The cause of the day was League of Their Own and Captain America, Supergirl, Catwoman and Spiderman had spent a warm July afternoon with the families in attendance. Catwoman and Spiderman’s secret identities for the day were Austin Purifoy and Sean Willis – two teenagers that attend martial arts classes with Leary’s daughter.

Leary said their 8- and 3-year-old daughters love the fact that mom and dad have alternate superhero identities, and are eager to participate.

“They love it … they want to be as involved in it as they can be,” he said. “They volunteer now, helping us hand out cards and fliers at festivals, and they both have their own superhero suits to wear at the appearances that make sense. But when we are working they know not to call us mom or dad.“

While they did not expect to be as in demand as they are now, Leary said they knew there was the potential for big success.

“At times I feel a little overwhelmed, it has blown up a bit quicker than we thought,” he said. “We thought it would be big because everyone loves superheroes, but for the amount of people who have asked us to come it has been a lot — almost every weekend.”

With each of the Learys having day jobs, Project Superhero consumes a lot of their free time, but they wouldn’t have it any other way.

“When I am using a vacation day or a sick day from my regular jobs I would rather use that time to go do something wonderful like this,” Leary said looking out at the crowd of families gathered for the League of Their Own event.

During a lull in the conversation, Leary’s (or Captain America’s) keen eyes spot a child across the field that may have fallen. Summoning the speed of Supergirl, Sarah darts across the field to lend a helping hand. It’s par for the course for this duo.

At each and every appearance the Learys have a moment that sticks with them. Rodney Leary said often the visits to the children’s hospitals have the most profound effect on their team of superheroes.

“We had one visit with a little boy who was undergoing cancer treatment and we came in, he was shy at first, but then he smiled and gave us hugs, started taking pictures with us, and the mom started crying,” Leary said. “She told us that was the first time he had smiled in days. When a group of superheroes walk into the room and give him a Captain America toy to play with it turns his day around for a little while and make his day brighter. That is what touches us.”

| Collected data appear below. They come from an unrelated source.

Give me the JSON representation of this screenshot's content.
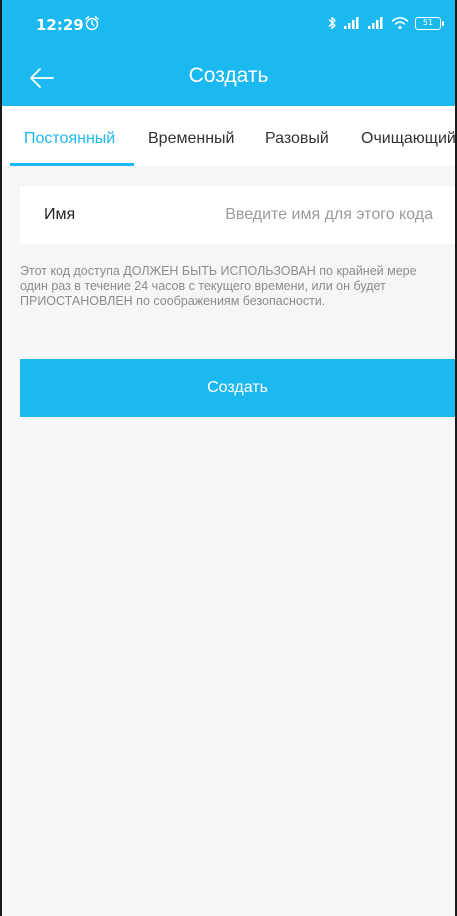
{
  "status_bar": {
    "time": "12:29",
    "battery": "51",
    "icons": [
      "alarm-icon",
      "bluetooth-icon",
      "signal-icon",
      "signal-icon",
      "wifi-icon",
      "battery-icon"
    ]
  },
  "app_bar": {
    "title": "Создать",
    "back_icon": "arrow-left-icon"
  },
  "tabs": [
    {
      "label": "Постоянный",
      "active": true
    },
    {
      "label": "Временный",
      "active": false
    },
    {
      "label": "Разовый",
      "active": false
    },
    {
      "label": "Очищающий",
      "active": false
    }
  ],
  "form": {
    "name_label": "Имя",
    "name_value": "",
    "name_placeholder": "Введите имя для этого кода"
  },
  "hint": "Этот код доступа ДОЛЖЕН БЫТЬ ИСПОЛЬЗОВАН по крайней мере один раз в течение 24 часов с текущего времени, или он будет ПРИОСТАНОВЛЕН по соображениям безопасности.",
  "submit_label": "Создать",
  "colors": {
    "accent": "#1cb8f0",
    "background": "#f6f6f6",
    "surface": "#ffffff",
    "hint_text": "#8c8c8c"
  }
}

“That reaction comes from kids of all ages too, not just the little ones,” added Sarah. “We have seen teenagers close to 20 years old that are in the hospital that have just as much enthusiasm about it.”

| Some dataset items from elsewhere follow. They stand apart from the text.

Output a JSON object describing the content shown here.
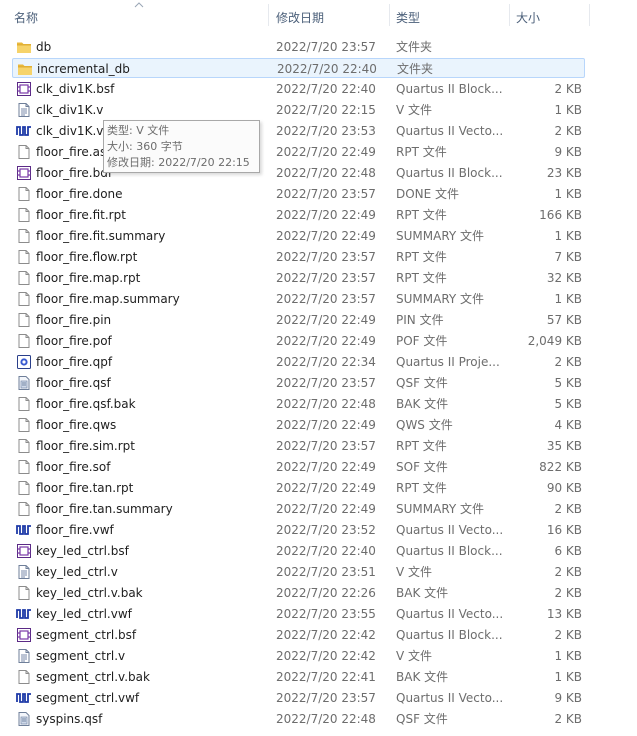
{
  "columns": {
    "name": "名称",
    "date": "修改日期",
    "type": "类型",
    "size": "大小"
  },
  "files": [
    {
      "name": "db",
      "date": "2022/7/20 23:57",
      "type": "文件夹",
      "size": "",
      "icon": "folder-icon"
    },
    {
      "name": "incremental_db",
      "date": "2022/7/20 22:40",
      "type": "文件夹",
      "size": "",
      "icon": "folder-icon",
      "selected": true
    },
    {
      "name": "clk_div1K.bsf",
      "date": "2022/7/20 22:40",
      "type": "Quartus II Block...",
      "size": "2 KB",
      "icon": "block-file-icon"
    },
    {
      "name": "clk_div1K.v",
      "date": "2022/7/20 22:15",
      "type": "V 文件",
      "size": "1 KB",
      "icon": "text-file-icon"
    },
    {
      "name": "clk_div1K.vwf",
      "date": "2022/7/20 23:53",
      "type": "Quartus II Vecto...",
      "size": "2 KB",
      "icon": "waveform-file-icon"
    },
    {
      "name": "floor_fire.asm.rpt",
      "date": "2022/7/20 22:49",
      "type": "RPT 文件",
      "size": "9 KB",
      "icon": "blank-file-icon"
    },
    {
      "name": "floor_fire.bdf",
      "date": "2022/7/20 22:48",
      "type": "Quartus II Block...",
      "size": "23 KB",
      "icon": "block-file-icon"
    },
    {
      "name": "floor_fire.done",
      "date": "2022/7/20 23:57",
      "type": "DONE 文件",
      "size": "1 KB",
      "icon": "blank-file-icon"
    },
    {
      "name": "floor_fire.fit.rpt",
      "date": "2022/7/20 22:49",
      "type": "RPT 文件",
      "size": "166 KB",
      "icon": "blank-file-icon"
    },
    {
      "name": "floor_fire.fit.summary",
      "date": "2022/7/20 22:49",
      "type": "SUMMARY 文件",
      "size": "1 KB",
      "icon": "blank-file-icon"
    },
    {
      "name": "floor_fire.flow.rpt",
      "date": "2022/7/20 23:57",
      "type": "RPT 文件",
      "size": "7 KB",
      "icon": "blank-file-icon"
    },
    {
      "name": "floor_fire.map.rpt",
      "date": "2022/7/20 23:57",
      "type": "RPT 文件",
      "size": "32 KB",
      "icon": "blank-file-icon"
    },
    {
      "name": "floor_fire.map.summary",
      "date": "2022/7/20 23:57",
      "type": "SUMMARY 文件",
      "size": "1 KB",
      "icon": "blank-file-icon"
    },
    {
      "name": "floor_fire.pin",
      "date": "2022/7/20 22:49",
      "type": "PIN 文件",
      "size": "57 KB",
      "icon": "blank-file-icon"
    },
    {
      "name": "floor_fire.pof",
      "date": "2022/7/20 22:49",
      "type": "POF 文件",
      "size": "2,049 KB",
      "icon": "blank-file-icon"
    },
    {
      "name": "floor_fire.qpf",
      "date": "2022/7/20 22:34",
      "type": "Quartus II Proje...",
      "size": "2 KB",
      "icon": "project-file-icon"
    },
    {
      "name": "floor_fire.qsf",
      "date": "2022/7/20 23:57",
      "type": "QSF 文件",
      "size": "5 KB",
      "icon": "settings-file-icon"
    },
    {
      "name": "floor_fire.qsf.bak",
      "date": "2022/7/20 22:48",
      "type": "BAK 文件",
      "size": "5 KB",
      "icon": "blank-file-icon"
    },
    {
      "name": "floor_fire.qws",
      "date": "2022/7/20 22:49",
      "type": "QWS 文件",
      "size": "4 KB",
      "icon": "blank-file-icon"
    },
    {
      "name": "floor_fire.sim.rpt",
      "date": "2022/7/20 23:57",
      "type": "RPT 文件",
      "size": "35 KB",
      "icon": "blank-file-icon"
    },
    {
      "name": "floor_fire.sof",
      "date": "2022/7/20 22:49",
      "type": "SOF 文件",
      "size": "822 KB",
      "icon": "blank-file-icon"
    },
    {
      "name": "floor_fire.tan.rpt",
      "date": "2022/7/20 22:49",
      "type": "RPT 文件",
      "size": "90 KB",
      "icon": "blank-file-icon"
    },
    {
      "name": "floor_fire.tan.summary",
      "date": "2022/7/20 22:49",
      "type": "SUMMARY 文件",
      "size": "2 KB",
      "icon": "blank-file-icon"
    },
    {
      "name": "floor_fire.vwf",
      "date": "2022/7/20 23:52",
      "type": "Quartus II Vecto...",
      "size": "16 KB",
      "icon": "waveform-file-icon"
    },
    {
      "name": "key_led_ctrl.bsf",
      "date": "2022/7/20 22:40",
      "type": "Quartus II Block...",
      "size": "6 KB",
      "icon": "block-file-icon"
    },
    {
      "name": "key_led_ctrl.v",
      "date": "2022/7/20 23:51",
      "type": "V 文件",
      "size": "2 KB",
      "icon": "text-file-icon"
    },
    {
      "name": "key_led_ctrl.v.bak",
      "date": "2022/7/20 22:26",
      "type": "BAK 文件",
      "size": "2 KB",
      "icon": "blank-file-icon"
    },
    {
      "name": "key_led_ctrl.vwf",
      "date": "2022/7/20 23:55",
      "type": "Quartus II Vecto...",
      "size": "13 KB",
      "icon": "waveform-file-icon"
    },
    {
      "name": "segment_ctrl.bsf",
      "date": "2022/7/20 22:42",
      "type": "Quartus II Block...",
      "size": "2 KB",
      "icon": "block-file-icon"
    },
    {
      "name": "segment_ctrl.v",
      "date": "2022/7/20 22:42",
      "type": "V 文件",
      "size": "1 KB",
      "icon": "text-file-icon"
    },
    {
      "name": "segment_ctrl.v.bak",
      "date": "2022/7/20 22:41",
      "type": "BAK 文件",
      "size": "1 KB",
      "icon": "blank-file-icon"
    },
    {
      "name": "segment_ctrl.vwf",
      "date": "2022/7/20 23:57",
      "type": "Quartus II Vecto...",
      "size": "9 KB",
      "icon": "waveform-file-icon"
    },
    {
      "name": "syspins.qsf",
      "date": "2022/7/20 22:48",
      "type": "QSF 文件",
      "size": "2 KB",
      "icon": "settings-file-icon"
    }
  ],
  "tooltip": {
    "type_line": "类型: V 文件",
    "size_line": "大小: 360 字节",
    "date_line": "修改日期: 2022/7/20 22:15"
  },
  "colors": {
    "selection_bg": "#eaf4fd",
    "selection_border": "#b8d6fb",
    "folder": "#f0c24a",
    "header_text": "#4c607a",
    "detail_text": "#6d6d6d"
  }
}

When the superheroes make hospital visits they usually bring superhero toys to give to the children, generally items donated from supporters. The group is taking donations now in preparation for visits to Chapel Hill and Duke this fall.

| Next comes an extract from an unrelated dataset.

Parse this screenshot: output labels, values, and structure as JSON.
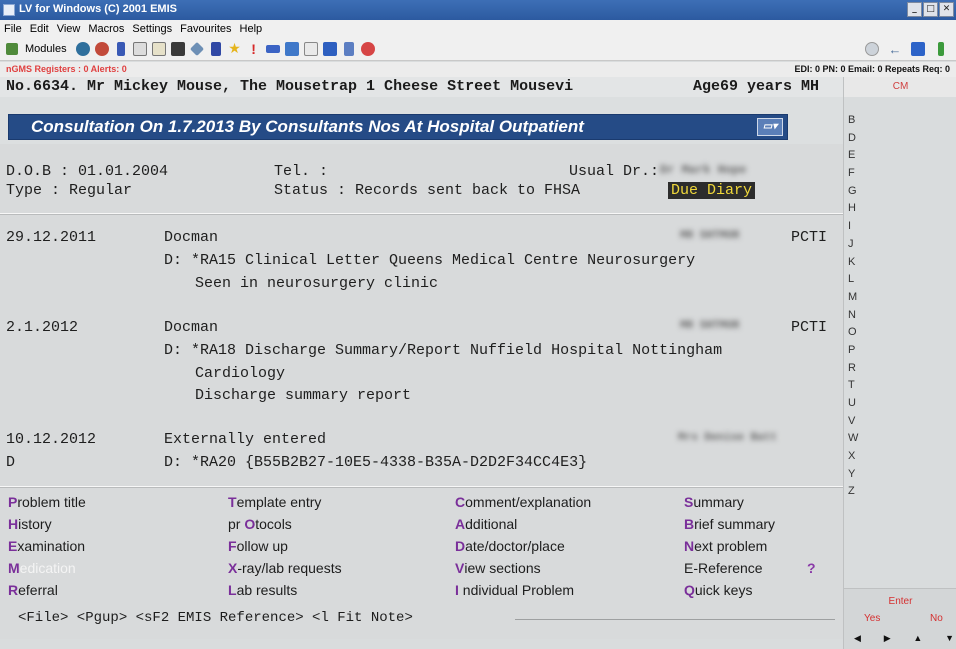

With the sheer number of events they are asked to attend, the superheroes interact with a wide variety of groups — from children’s hospitals to elementary schools. When the superheroes visit a school they conduct “Sidekick Training,” where they go through what it takes to be an everyday superhero, like ensuring physical fitness, getting outside, helping others and helping their community.

With more and more appearances on the horizon, Leary said the superheroes are looking for a new mode of transportation, pointing out the non air-conditioned trailer they currently haul their gear in and use as a changing room. The vehicle of choice for Leary would be a used ambulance the group can outfit, use for storage, as a changing area, and adorn with decals to let the community know it’s no ordinary ambulance. Then, the superheroes will be able to attend more events while arriving like any good superhero vehicle — with style, flair and air conditioning.

One year in, the Learys cannot believe the number of lives they have touched. At each event Rodney Leary said the superheroes try to make sure they spend a moment with every single child or adult that is interested. Those are the moments that can make a difference in a child’s life, if just for one day, Leary said.

“There are moments at each of our visits that are special,” he said. “If we are just a little bright spot in someone’s day that is what sticks with us.”